À côté du robinet d'eau, j'ai trouvé une jeune femme et sa sœur. Elles m'ont dit que ma présence ici permettait le retour de l'eau, alors j'ai dit : « Par Dieu !», et nous avons tous ri. Nous n’avons pas échangé nos noms. Elles m'ont demandé mon âge et si j'étais marié. Elles étaient plus jeunes que moi, mais chacune m’a raconté l'histoire de la rupture de ses fiançailles. Pour la première, ils n'étaient pas d'accord sur la dot et les dépenses quotidiennes. La seconde a dit d'une voix forte : "Parce que je ne l'aime pas", elle était la seule à avoir des bleus sur le visage à cause des coups... Et puis nous avons pris des chemins différents. 

Ce que je veux dire, c'est que la vie est en nous.
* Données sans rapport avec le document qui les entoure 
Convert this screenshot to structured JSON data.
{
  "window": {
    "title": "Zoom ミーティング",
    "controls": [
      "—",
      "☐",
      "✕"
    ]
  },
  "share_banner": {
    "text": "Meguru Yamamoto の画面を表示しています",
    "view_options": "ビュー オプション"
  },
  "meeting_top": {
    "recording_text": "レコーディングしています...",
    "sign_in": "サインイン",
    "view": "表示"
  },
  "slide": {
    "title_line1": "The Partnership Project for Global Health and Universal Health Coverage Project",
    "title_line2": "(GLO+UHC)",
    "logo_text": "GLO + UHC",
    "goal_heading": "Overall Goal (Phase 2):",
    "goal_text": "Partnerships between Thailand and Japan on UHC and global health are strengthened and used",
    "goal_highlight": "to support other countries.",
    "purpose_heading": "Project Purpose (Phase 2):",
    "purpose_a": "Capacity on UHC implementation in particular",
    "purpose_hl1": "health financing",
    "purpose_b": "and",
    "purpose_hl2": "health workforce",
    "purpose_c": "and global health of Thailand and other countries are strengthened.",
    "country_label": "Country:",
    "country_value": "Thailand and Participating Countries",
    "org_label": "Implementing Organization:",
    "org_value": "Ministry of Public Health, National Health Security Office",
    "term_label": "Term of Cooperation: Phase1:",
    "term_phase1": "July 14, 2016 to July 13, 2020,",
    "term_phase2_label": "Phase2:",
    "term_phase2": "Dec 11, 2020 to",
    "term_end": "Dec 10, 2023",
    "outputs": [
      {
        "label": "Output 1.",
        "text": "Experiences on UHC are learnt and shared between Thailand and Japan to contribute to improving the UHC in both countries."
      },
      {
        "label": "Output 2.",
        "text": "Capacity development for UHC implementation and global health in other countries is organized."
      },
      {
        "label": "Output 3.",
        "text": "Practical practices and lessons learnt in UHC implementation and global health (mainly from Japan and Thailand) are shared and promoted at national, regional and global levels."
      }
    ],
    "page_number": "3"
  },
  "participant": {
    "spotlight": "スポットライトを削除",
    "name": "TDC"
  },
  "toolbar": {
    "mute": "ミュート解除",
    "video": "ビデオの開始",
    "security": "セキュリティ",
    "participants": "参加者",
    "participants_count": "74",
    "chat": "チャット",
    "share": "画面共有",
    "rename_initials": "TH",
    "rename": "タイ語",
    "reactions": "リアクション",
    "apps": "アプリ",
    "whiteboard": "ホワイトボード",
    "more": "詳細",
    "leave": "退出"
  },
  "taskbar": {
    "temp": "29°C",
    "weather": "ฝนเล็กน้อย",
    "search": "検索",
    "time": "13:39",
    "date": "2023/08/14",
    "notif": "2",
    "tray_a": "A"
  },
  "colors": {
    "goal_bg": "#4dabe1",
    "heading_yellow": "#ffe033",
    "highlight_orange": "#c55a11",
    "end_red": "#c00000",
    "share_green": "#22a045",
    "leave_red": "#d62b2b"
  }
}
Nous la vivons partout, même en pleine destruction. Mais comment ignorer les bruits qui tuent nos proches chaque seconde ? Je suis maintenant assis au bord du trottoir de l'hôpital, et les explosions font trembler les alentours. Il est 17h36. 

Jour 75 du massacre – 20 décembre 2023 

Cette ville est pleine d'étranges contradictions, de mélange de mort et de vie, et le spectacle de la mort se transforme en une œuvre cinématographique peu agréable. Le spectateur continue de regarder malgré la cruauté de la scène. Vous essayez de vous soulager de l’immense poids de la mort d’un martyr, de la nouvelle d’une personne blessée, ou des histoires terrifiantes et des scènes dont vous êtes témoins toutes les heures. 

Hier, je suis allé au marché, et sur le chemin du retour de Rafah vers l'Hôpital Européen, le chauffeur du bus ne voulait pas écouter les nouvelles, il a décidé de mettre de la musique. Le chauffeur était sympathique. Il a allumé sa cigarette et a dit : "Je veux mourir comme ça. Rien ne m’importe. Ce que j'ai vécu me suffit." Beaucoup de gens ont essayé de lui vendre du diesel, mais il répondait qu'il pouvait se le procurer pour un prix inférieur à celui du marché. 

Le bus est comme la lampe d'Aladin. Il nous a transporté de l'atmosphère chargée de mort à nos souvenirs de voyages en bus, lorsqu’on écoutait des chansons avec nos amis et qu’on se disputait pour savoir qui jouerait sa chanson préférée avant l'autre. Il m'a propulsé dans la voiture de mon frère la nuit vers le bord de mer de Gaza, voiture qui n'a pas été épargnée par les bombardements. 

Dans cette situation je me demande si ce moment dans le bus diminue mon respect pour ma douleur et pour celle des autres. Mais nous sommes partenaires dans cette douleur. 

Je veux que l'agression contre Gaza s’arrête et que je puisse prendre une douche chaude sans que personne ne frappe à la porte pendant que je suis à l'intérieur. Je veux m'allonger sur mon lit, dormir profondément et me défaire de mes vêtements sous la couverture. Je veux me réveiller quand je veux, pas au son des cris. Je déteste la destruction et mon message au monde est que ceux qui commettent ces massacres doivent se jeter aux ordures car ils savent ce qu'ils font sur leur sombre route. 

Mais tout dans notre monde est imparfait. J’avais tort de penser que ma journée serait complète dans les yeux du conducteur, et le temps a suffi pour renverser la situation. Après la prière du soir, près des écoles servant d’abris à côté de l'hôpital, une maison a été bombardée, faisant 60 martyrs et des dizaines de blessés dans les tentes proches de l'école Al-Fakhari, en une seule minute.